Search for clues to life on Mars takes researchers to Hawaii

The rugged terrain of Hawaii’s Kilauea volcano – an active and relatively young volcano located along the southern shores of the big island—may provide some important clues in the ongoing search for life on Mars.

A team of researchers, which includes scientists from the School of Geography & Earth Sciences, NASA and others, will be in the region over the next two weeks to mine and analyze its famous black, fine-grained rock, known as basalt.

The McMaster team, led by Greg Slater, is investigating organic biomarkers of microbial life associated with the rocks.

“Mars has a lot of basaltic rocks. If we can determine where biomarkers are most likely to occur in such rocks, we can develop a strategy for future exploration,” he explains. “We are using similar samples found on Earth to investigate this question.”

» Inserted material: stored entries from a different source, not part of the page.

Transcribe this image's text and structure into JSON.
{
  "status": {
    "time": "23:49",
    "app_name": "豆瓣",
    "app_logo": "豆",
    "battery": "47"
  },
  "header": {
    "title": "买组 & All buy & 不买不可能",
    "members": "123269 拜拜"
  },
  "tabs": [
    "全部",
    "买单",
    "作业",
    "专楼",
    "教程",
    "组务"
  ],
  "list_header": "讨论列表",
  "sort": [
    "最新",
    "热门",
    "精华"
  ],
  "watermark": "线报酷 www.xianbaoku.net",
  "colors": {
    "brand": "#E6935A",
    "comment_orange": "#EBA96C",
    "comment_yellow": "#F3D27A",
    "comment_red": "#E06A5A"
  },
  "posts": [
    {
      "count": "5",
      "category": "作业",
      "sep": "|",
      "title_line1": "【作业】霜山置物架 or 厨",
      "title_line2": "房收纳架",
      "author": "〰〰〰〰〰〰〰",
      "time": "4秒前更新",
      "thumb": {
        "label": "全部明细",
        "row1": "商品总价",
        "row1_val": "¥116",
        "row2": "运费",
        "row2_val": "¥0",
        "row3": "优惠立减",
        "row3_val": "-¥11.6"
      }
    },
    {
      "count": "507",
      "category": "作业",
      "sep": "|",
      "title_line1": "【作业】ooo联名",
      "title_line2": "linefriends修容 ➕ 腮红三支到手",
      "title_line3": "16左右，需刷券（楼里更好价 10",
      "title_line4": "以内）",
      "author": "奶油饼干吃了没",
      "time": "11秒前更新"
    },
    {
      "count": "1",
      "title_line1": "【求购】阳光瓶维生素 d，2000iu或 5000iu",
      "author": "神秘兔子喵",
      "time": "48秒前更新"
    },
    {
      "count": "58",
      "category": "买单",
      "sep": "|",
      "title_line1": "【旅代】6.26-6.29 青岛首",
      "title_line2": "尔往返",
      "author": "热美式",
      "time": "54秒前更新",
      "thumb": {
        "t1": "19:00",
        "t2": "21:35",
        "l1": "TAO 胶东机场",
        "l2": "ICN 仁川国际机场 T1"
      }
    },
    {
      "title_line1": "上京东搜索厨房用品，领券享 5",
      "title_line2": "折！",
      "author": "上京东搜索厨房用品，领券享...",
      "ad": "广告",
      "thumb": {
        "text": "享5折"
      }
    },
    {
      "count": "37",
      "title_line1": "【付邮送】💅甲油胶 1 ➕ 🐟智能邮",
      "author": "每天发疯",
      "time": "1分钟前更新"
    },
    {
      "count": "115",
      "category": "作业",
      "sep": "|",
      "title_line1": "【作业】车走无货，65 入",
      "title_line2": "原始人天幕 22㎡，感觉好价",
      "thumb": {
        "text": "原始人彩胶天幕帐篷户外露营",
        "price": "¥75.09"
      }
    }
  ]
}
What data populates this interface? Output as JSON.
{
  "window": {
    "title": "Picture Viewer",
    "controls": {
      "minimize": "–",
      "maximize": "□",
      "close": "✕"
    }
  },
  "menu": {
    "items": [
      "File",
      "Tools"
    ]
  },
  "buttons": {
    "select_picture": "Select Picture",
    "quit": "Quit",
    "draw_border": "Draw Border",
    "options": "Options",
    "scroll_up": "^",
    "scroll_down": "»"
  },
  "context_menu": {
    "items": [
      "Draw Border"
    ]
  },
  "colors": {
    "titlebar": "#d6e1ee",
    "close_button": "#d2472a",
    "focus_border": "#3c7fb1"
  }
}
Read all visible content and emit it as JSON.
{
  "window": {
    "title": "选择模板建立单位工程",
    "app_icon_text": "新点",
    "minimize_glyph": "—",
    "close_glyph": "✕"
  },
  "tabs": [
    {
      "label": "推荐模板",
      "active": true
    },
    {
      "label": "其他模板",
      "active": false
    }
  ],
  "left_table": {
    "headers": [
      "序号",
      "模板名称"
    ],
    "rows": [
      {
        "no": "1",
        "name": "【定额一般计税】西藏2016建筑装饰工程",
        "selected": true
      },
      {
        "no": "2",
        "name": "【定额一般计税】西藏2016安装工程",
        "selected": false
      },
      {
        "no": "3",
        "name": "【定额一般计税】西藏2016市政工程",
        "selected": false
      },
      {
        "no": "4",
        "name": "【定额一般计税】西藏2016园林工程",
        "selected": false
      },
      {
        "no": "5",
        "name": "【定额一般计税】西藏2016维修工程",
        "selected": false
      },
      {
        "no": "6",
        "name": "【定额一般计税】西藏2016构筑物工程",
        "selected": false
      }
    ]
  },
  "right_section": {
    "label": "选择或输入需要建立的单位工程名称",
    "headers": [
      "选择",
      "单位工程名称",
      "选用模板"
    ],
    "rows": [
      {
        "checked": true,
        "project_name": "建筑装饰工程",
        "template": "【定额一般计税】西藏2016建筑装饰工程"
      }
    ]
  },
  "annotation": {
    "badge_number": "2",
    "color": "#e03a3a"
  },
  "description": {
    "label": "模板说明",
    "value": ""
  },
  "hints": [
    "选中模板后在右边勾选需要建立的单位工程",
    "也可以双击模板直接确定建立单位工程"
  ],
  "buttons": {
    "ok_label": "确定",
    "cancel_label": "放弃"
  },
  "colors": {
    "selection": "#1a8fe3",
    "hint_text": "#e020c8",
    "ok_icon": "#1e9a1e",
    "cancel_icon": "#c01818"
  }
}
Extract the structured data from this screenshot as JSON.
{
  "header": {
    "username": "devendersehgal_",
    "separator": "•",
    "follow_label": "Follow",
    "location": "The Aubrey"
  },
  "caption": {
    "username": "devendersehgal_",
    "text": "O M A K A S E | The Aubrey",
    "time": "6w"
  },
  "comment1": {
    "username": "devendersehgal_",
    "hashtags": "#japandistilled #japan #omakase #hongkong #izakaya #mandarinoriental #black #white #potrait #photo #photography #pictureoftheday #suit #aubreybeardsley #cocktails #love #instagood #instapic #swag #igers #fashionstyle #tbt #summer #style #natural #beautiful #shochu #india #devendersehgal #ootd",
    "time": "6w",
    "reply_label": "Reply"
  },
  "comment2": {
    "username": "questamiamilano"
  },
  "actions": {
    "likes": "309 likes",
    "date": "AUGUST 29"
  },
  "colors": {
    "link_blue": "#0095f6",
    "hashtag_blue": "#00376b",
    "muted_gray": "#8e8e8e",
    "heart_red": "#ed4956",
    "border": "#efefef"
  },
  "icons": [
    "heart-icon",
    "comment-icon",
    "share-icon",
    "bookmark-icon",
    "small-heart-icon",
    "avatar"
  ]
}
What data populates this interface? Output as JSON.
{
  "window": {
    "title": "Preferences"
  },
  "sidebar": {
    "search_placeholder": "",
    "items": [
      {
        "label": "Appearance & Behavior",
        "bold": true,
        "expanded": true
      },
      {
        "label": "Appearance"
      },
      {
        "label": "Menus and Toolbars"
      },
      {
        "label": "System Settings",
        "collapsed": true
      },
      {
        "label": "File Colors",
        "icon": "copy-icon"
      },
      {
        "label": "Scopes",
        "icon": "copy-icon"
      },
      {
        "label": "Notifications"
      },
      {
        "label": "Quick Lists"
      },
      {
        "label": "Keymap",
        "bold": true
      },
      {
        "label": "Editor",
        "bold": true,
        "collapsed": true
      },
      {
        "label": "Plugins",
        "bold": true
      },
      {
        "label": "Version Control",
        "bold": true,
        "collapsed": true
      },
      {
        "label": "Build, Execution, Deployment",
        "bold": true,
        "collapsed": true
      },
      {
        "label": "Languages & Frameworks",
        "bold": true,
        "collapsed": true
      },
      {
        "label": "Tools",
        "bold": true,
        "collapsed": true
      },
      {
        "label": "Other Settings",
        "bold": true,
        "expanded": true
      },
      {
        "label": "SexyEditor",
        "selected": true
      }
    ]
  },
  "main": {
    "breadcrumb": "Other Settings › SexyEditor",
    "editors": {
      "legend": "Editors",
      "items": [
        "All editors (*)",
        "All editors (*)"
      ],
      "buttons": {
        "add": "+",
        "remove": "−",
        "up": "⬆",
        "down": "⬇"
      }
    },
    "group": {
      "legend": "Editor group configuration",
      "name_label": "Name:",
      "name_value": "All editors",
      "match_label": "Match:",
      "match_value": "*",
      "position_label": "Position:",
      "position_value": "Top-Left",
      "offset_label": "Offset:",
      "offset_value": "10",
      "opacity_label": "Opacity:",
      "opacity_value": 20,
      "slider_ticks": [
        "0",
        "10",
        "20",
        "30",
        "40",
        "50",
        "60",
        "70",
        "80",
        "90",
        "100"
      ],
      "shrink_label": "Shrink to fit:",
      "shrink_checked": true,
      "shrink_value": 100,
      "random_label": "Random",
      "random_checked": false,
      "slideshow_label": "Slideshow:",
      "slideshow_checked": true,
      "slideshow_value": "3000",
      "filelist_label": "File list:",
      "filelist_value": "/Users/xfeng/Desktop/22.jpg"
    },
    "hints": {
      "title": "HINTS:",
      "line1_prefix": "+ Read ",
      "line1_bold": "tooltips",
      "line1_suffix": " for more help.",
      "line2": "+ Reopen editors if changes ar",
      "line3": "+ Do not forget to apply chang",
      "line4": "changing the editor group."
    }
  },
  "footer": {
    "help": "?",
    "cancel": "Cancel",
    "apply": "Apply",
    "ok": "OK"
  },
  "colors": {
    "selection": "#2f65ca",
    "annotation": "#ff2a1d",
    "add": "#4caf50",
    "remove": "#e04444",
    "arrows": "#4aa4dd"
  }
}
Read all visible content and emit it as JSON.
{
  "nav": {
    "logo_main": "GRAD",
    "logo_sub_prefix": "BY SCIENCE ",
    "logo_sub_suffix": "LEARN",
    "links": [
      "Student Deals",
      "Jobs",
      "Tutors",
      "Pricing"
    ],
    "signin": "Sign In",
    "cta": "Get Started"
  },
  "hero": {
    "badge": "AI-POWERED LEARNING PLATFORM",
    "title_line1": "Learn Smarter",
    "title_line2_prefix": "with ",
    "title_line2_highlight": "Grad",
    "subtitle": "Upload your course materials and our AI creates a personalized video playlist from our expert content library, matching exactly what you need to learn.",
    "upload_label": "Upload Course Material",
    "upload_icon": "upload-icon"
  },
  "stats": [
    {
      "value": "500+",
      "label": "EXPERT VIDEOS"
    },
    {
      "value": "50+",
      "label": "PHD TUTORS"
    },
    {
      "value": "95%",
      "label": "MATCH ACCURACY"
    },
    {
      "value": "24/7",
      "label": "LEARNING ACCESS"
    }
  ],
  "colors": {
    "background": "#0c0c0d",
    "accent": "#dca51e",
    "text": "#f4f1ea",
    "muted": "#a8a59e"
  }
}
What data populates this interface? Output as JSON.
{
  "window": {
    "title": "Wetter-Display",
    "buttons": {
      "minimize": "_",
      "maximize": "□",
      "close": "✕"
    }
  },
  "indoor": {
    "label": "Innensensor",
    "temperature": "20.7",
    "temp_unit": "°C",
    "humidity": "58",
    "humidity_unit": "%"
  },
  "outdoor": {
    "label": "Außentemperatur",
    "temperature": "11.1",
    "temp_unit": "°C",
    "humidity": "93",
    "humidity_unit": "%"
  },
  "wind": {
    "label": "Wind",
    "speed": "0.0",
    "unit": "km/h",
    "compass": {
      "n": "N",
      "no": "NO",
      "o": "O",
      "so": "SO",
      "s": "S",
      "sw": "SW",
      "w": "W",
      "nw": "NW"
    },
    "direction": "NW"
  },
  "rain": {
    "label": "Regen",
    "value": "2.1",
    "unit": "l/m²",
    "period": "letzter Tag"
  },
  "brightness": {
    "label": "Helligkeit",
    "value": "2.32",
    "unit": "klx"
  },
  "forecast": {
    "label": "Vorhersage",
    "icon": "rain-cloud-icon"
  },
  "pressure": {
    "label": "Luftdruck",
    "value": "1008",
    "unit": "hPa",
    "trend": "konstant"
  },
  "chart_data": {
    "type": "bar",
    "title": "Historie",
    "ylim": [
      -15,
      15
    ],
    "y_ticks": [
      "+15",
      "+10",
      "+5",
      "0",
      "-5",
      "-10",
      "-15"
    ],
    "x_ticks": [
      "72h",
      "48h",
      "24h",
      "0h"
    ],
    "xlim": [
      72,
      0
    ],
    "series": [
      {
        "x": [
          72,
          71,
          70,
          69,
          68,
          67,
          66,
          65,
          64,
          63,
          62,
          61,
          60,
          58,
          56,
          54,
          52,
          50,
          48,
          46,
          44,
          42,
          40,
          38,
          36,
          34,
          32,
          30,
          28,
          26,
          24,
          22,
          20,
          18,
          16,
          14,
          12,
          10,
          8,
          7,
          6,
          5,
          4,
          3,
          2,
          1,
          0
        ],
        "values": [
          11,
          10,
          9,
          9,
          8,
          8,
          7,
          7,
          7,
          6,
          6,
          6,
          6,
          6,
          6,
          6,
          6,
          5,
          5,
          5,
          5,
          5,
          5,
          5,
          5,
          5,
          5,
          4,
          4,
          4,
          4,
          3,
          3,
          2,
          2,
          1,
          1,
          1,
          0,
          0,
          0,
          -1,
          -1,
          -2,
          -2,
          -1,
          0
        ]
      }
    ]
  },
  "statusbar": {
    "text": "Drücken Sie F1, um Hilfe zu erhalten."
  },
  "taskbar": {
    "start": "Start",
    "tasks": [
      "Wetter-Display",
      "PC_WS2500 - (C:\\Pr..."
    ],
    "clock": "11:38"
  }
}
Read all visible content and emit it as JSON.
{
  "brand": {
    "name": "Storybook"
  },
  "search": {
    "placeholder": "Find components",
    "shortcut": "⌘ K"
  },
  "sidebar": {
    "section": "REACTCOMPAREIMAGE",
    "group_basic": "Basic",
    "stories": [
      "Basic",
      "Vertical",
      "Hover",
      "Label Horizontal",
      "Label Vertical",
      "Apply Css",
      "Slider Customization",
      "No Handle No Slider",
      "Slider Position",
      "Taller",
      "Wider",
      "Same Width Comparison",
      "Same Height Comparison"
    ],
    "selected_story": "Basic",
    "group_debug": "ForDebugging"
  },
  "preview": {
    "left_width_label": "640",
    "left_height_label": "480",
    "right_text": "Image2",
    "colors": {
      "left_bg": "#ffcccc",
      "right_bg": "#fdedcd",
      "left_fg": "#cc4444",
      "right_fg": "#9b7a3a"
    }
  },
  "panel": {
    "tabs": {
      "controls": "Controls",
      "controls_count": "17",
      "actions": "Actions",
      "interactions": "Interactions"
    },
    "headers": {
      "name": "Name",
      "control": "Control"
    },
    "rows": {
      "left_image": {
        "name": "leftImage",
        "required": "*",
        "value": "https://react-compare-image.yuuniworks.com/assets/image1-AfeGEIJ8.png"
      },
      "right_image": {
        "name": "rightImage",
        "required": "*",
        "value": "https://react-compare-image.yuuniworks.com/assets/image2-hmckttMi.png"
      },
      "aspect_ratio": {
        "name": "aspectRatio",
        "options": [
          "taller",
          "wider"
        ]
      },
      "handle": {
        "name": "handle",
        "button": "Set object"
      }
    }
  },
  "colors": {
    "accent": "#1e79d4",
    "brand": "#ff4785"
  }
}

The newly-formed rocks at Kilauea resemble the conditions of Mars billions of years ago, when it was actively volcanic and may have had liquid water. Earlier this year, researchers gathered samples from craters found in Craters of the Moon National Park in Idaho, which contains basalt rocks exposed on the surface for very long periods of time and similar to those found on Mars today.

Active fumarole right behind them. Sulfur dioxide protection masks ready if needed. @BASALT_Research pic.twitter.com/Sx3QELRBbU

— Chris Intagliata (@cintagliata) November 8, 2016

By comparing and contrasting the weathered and unweathered samples, researchers hope to identify where evidence of life is most likely to exist and what type of evidence that might be.   Their conclusions could provide valuable information for future missions to Mars.

“The goal of this project is to develop our understanding of where might be the best places to look for evidence of life on Mars,” says Allyson Brady, a post doctoral fellow working on the project. “Rovers can only cover certain ranges and terrains. Humans can only cover certain amounts of ground. Analysis on Mars itself would be limited and if samples are returned back to Earth for analysis, only a relatively small amount is likely to be transported back.”

While on site, researchers are also testing what communications and protocols are most effective when astronauts do finally go to Mars. For instance, what happens when an astronaut is collecting rock samples in very extreme, dangerous conditions and there is a 15-minute communications delay with the team back on Earth?

NASA scientists will mimic the communications challenges that would be faced in space as team members – or ‘astronauts’ in this scenario – gather samples, are tracked in the field and are directed to certain targets.

“Being able to effectively achieve science, while limited by logistics, is going to be key. We are working to gain new insights,” says Slater.